Strategic Advantages and Growth Drivers
A key driver of the company’s success is its formidable outstanding order book, valued at MYR522 million, with approximately 66% linked to Tenaga Nasional (TNB) projects. This extensive order book anchors earnings visibility and positions the firm to capitalise on the substantial capital expenditure (capex) upcycles by both TNB and SP PowerAssets. TNB’s Regulatory Period 4 (RP4) has seen allowed capex double to MYR42.8 billion, fueled by rising electricity demand, ensuring stable, recurring, and highly visible demand for the company’s specialised services in horizontal directional drilling (HDD). Similarly, SP PowerAssets’ capex reaching SGD1.16 billion in FY2025 has led to an increase in tender activity and larger contract awards, with a recent SGD20.9 million win highlighting stronger integration into main contractors’ planning stages.

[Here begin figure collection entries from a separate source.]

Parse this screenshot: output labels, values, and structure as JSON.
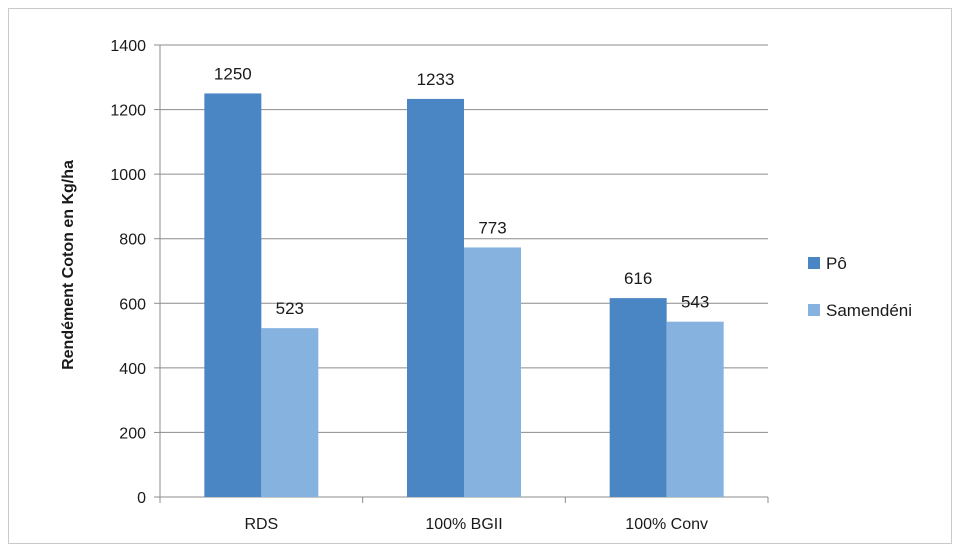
{
  "chart_data": {
    "type": "bar",
    "categories": [
      "RDS",
      "100% BGII",
      "100% Conv"
    ],
    "series": [
      {
        "name": "Pô",
        "values": [
          1250,
          1233,
          616
        ],
        "color": "#4a86c4"
      },
      {
        "name": "Samendéni",
        "values": [
          523,
          773,
          543
        ],
        "color": "#86b2df"
      }
    ],
    "data_labels": [
      [
        "1250",
        "1233",
        "616"
      ],
      [
        "523",
        "773",
        "543"
      ]
    ],
    "ylabel": "Rendément Coton en Kg/ha",
    "ylim": [
      0,
      1400
    ],
    "yticks": [
      0,
      200,
      400,
      600,
      800,
      1000,
      1200,
      1400
    ],
    "grid": true,
    "legend_position": "right"
  }
}
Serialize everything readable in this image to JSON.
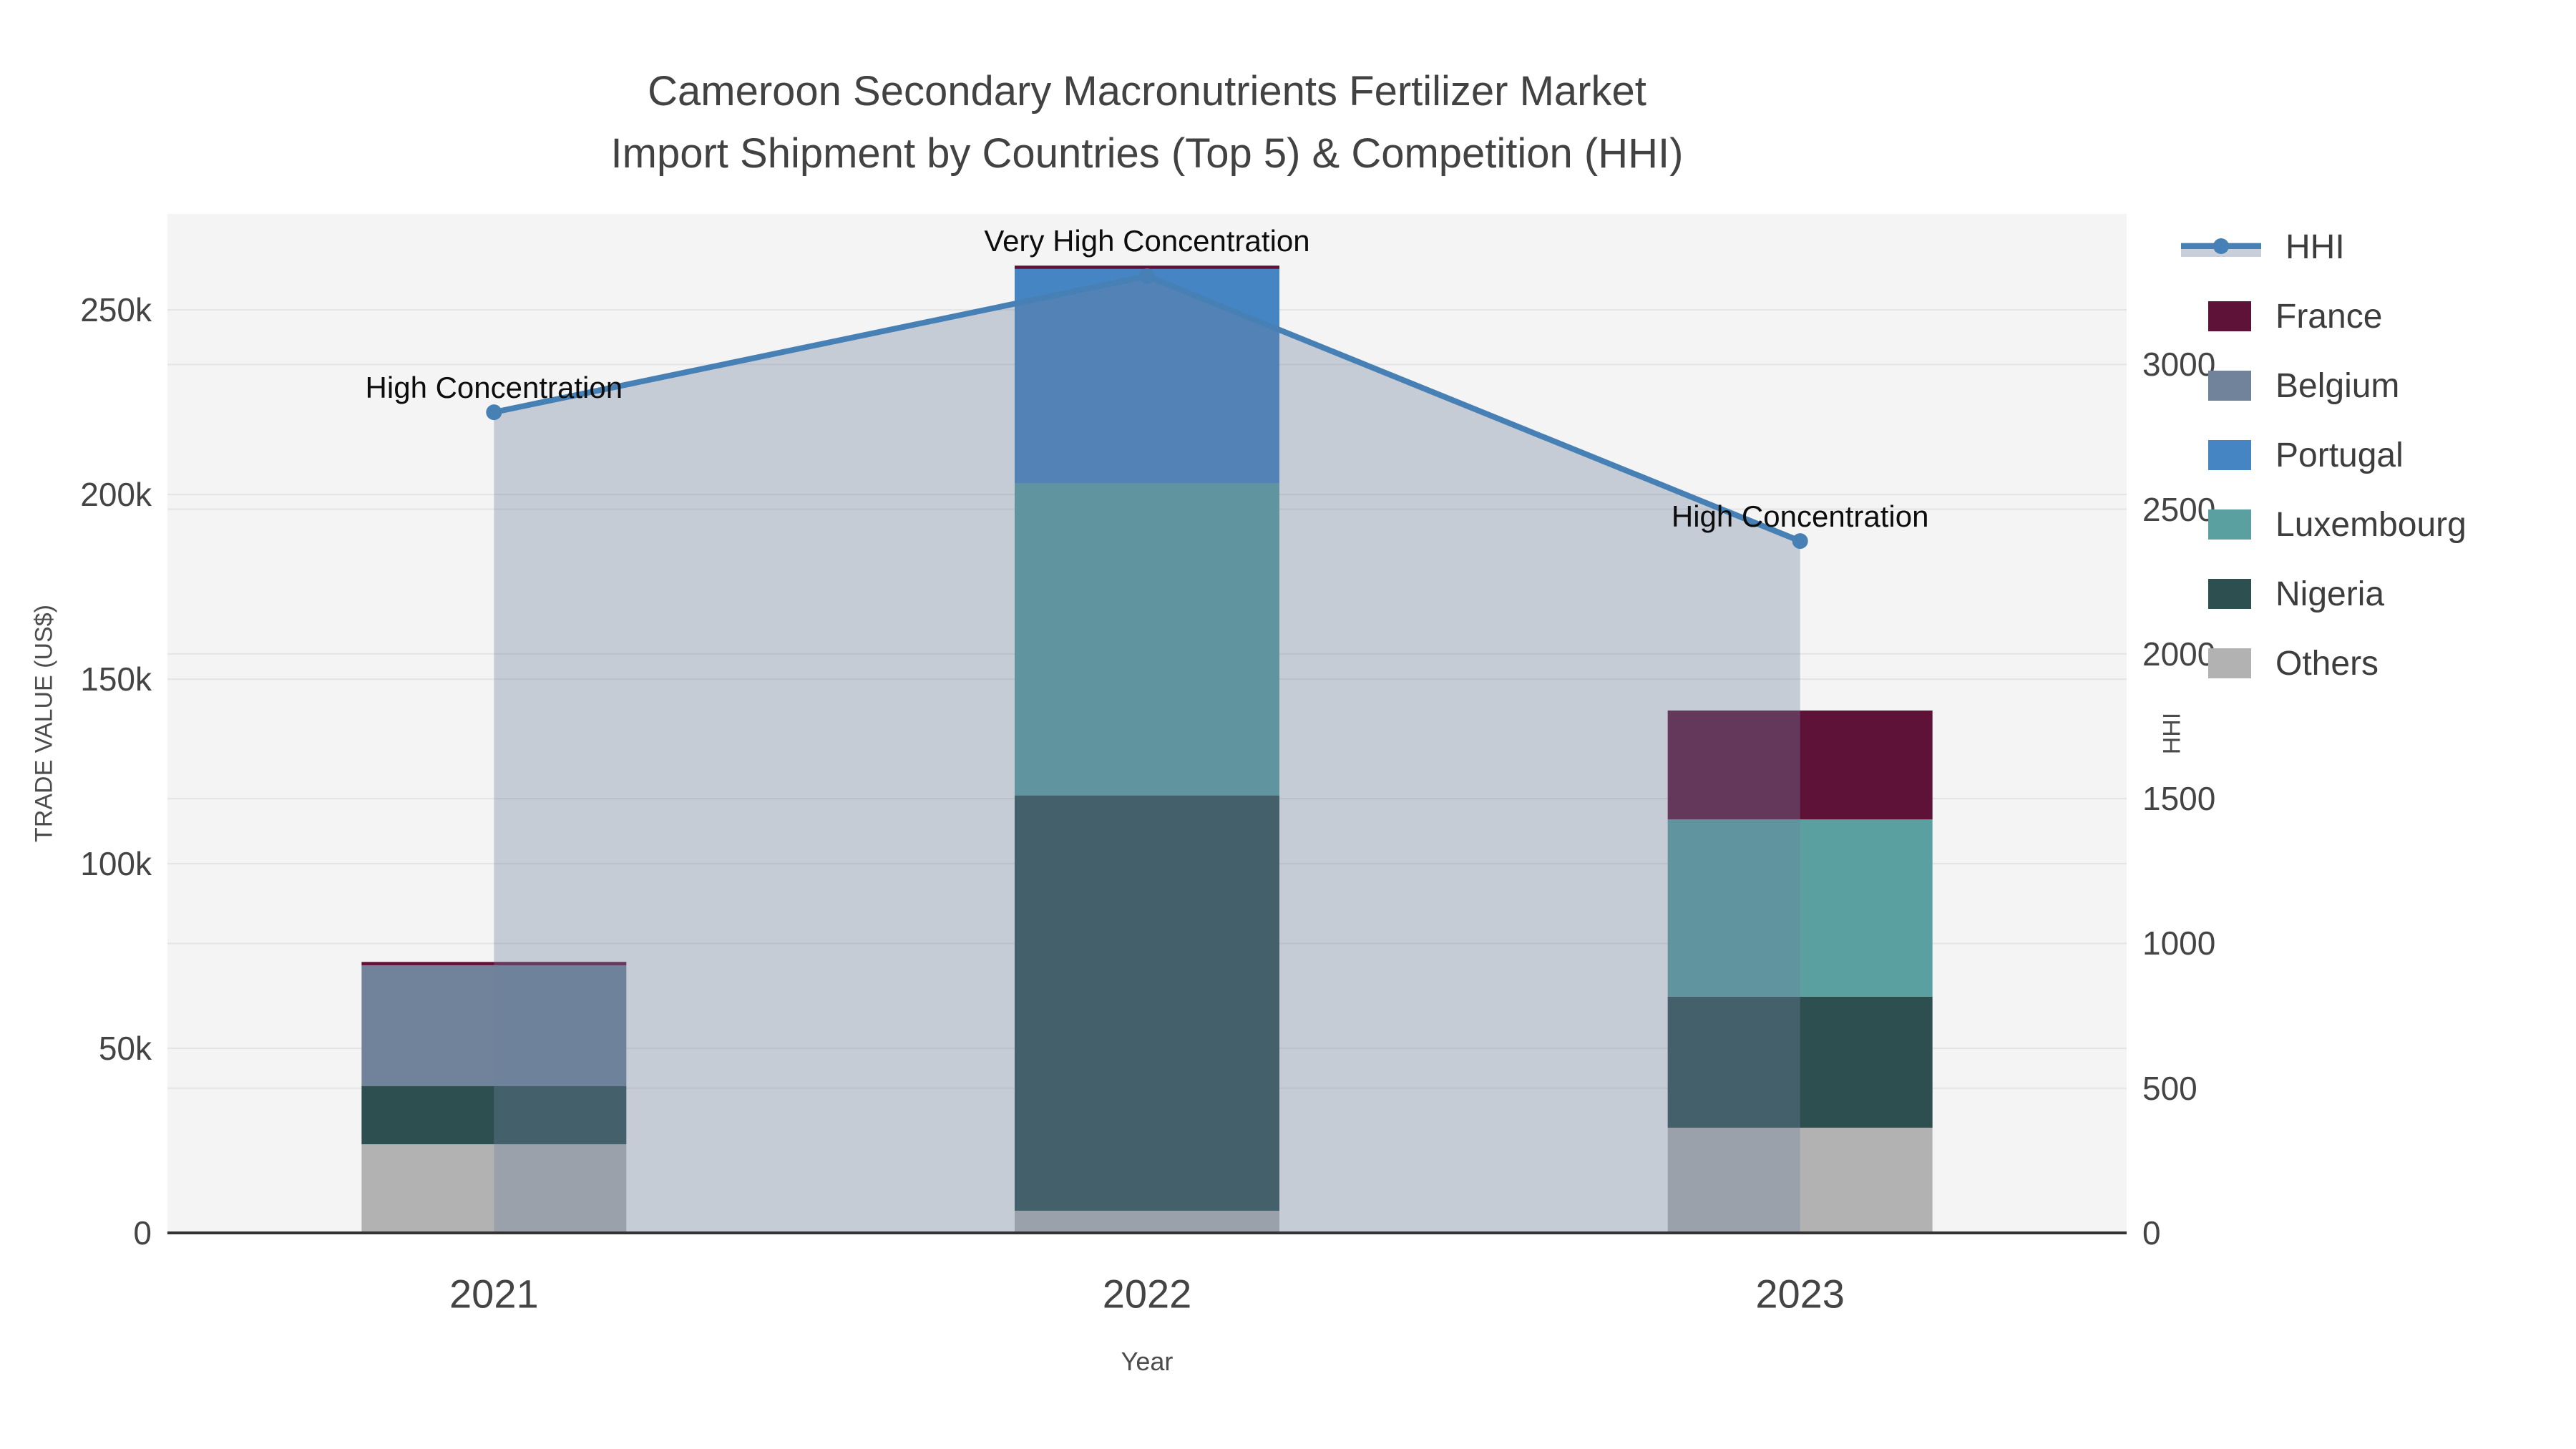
{
  "title": {
    "line1": "Cameroon Secondary Macronutrients Fertilizer Market",
    "line2": "Import Shipment by Countries (Top 5) & Competition (HHI)"
  },
  "axes": {
    "left": {
      "title": "TRADE VALUE (US$)",
      "ticks": [
        {
          "v": 0,
          "label": "0"
        },
        {
          "v": 50000,
          "label": "50k"
        },
        {
          "v": 100000,
          "label": "100k"
        },
        {
          "v": 150000,
          "label": "150k"
        },
        {
          "v": 200000,
          "label": "200k"
        },
        {
          "v": 250000,
          "label": "250k"
        }
      ]
    },
    "right": {
      "title": "HHI",
      "ticks": [
        {
          "v": 0,
          "label": "0"
        },
        {
          "v": 500,
          "label": "500"
        },
        {
          "v": 1000,
          "label": "1000"
        },
        {
          "v": 1500,
          "label": "1500"
        },
        {
          "v": 2000,
          "label": "2000"
        },
        {
          "v": 2500,
          "label": "2500"
        },
        {
          "v": 3000,
          "label": "3000"
        }
      ]
    },
    "x": {
      "title": "Year",
      "categories": [
        "2021",
        "2022",
        "2023"
      ]
    }
  },
  "legend": [
    {
      "label": "HHI",
      "type": "line",
      "color": "#4680b4"
    },
    {
      "label": "France",
      "type": "square",
      "color": "#5f1237"
    },
    {
      "label": "Belgium",
      "type": "square",
      "color": "#71839a"
    },
    {
      "label": "Portugal",
      "type": "square",
      "color": "#4585c3"
    },
    {
      "label": "Luxembourg",
      "type": "square",
      "color": "#5aa0a1"
    },
    {
      "label": "Nigeria",
      "type": "square",
      "color": "#2e4f4f"
    },
    {
      "label": "Others",
      "type": "square",
      "color": "#b2b2b2"
    }
  ],
  "annotations": [
    {
      "year": "2021",
      "text": "High Concentration"
    },
    {
      "year": "2022",
      "text": "Very High Concentration"
    },
    {
      "year": "2023",
      "text": "High Concentration"
    }
  ],
  "chart_data": {
    "type": "bar+line",
    "title": "Cameroon Secondary Macronutrients Fertilizer Market Import Shipment by Countries (Top 5) & Competition (HHI)",
    "xlabel": "Year",
    "ylabel": "TRADE VALUE (US$)",
    "y2label": "HHI",
    "categories": [
      "2021",
      "2022",
      "2023"
    ],
    "bar_mode": "stacked",
    "bar_stack_order_bottom_to_top": [
      "Others",
      "Nigeria",
      "Luxembourg",
      "Portugal",
      "Belgium",
      "France"
    ],
    "series": [
      {
        "name": "Others",
        "axis": "left",
        "color": "#b2b2b2",
        "values": [
          24000,
          6000,
          28500
        ]
      },
      {
        "name": "Nigeria",
        "axis": "left",
        "color": "#2e4f4f",
        "values": [
          15800,
          112500,
          35500
        ]
      },
      {
        "name": "Luxembourg",
        "axis": "left",
        "color": "#5aa0a1",
        "values": [
          0,
          84500,
          48000
        ]
      },
      {
        "name": "Portugal",
        "axis": "left",
        "color": "#4585c3",
        "values": [
          0,
          58100,
          0
        ]
      },
      {
        "name": "Belgium",
        "axis": "left",
        "color": "#71839a",
        "values": [
          32700,
          0,
          0
        ]
      },
      {
        "name": "France",
        "axis": "left",
        "color": "#5f1237",
        "values": [
          900,
          900,
          29500
        ]
      }
    ],
    "bar_totals": [
      73400,
      262000,
      141500
    ],
    "line_series": {
      "name": "HHI",
      "axis": "right",
      "color": "#4680b4",
      "area_fill": "rgba(110,128,157,0.35)",
      "values": [
        2835,
        3305,
        2390
      ]
    },
    "ylim": [
      0,
      276000
    ],
    "y2lim": [
      0,
      3520
    ],
    "grid": true,
    "legend_position": "right",
    "plot_bg": "#f4f4f4",
    "grid_color": "#e4e4e4",
    "axisline_color": "#333333"
  }
}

The company’s strategic model includes exclusive partnership agreements with main contractors in Malaysia and Singapore, ensuring a steady flow of high-value HDD work. Post-IPO fleet expansion, including additional HDD machines and excavators, enhances operational efficiency, cost control, and project execution capabilities. Furthermore, a strategic venture into subsea HDD with the acquisition of a Maxi Rig HDD unit and a Memorandum of Understanding (MoU) with ASEAN Cableship present significant regional expansion opportunities within the growing submarine cable ecosystem. The firm is also diversifying into solar PV systems, with a MYR30 million tender book, which is seen as timely and complementary to its existing engineering expertise, poised to unlock new revenue streams.
Future Outlook and Challenges
Looking ahead, analysts project a 3-year earnings CAGR of 30.6% from FY2025 to FY2028, with core earnings expected to nearly double from MYR23.9 million to MYR53.2 million. The strongest growth is anticipated in FY2027, largely propelled by existing orders. However, the report acknowledges potential challenges, including a transitional year for Singapore contributions in FY2026 due to anticipated weaker performance, and various downside risks such as failure to secure new contracts, delays in permit approvals, and higher-than-estimated raw material costs. Despite these headwinds, the investment bank maintains its positive stance, citing the company’s strong fundamentals and clear growth trajectory in critical infrastructure development.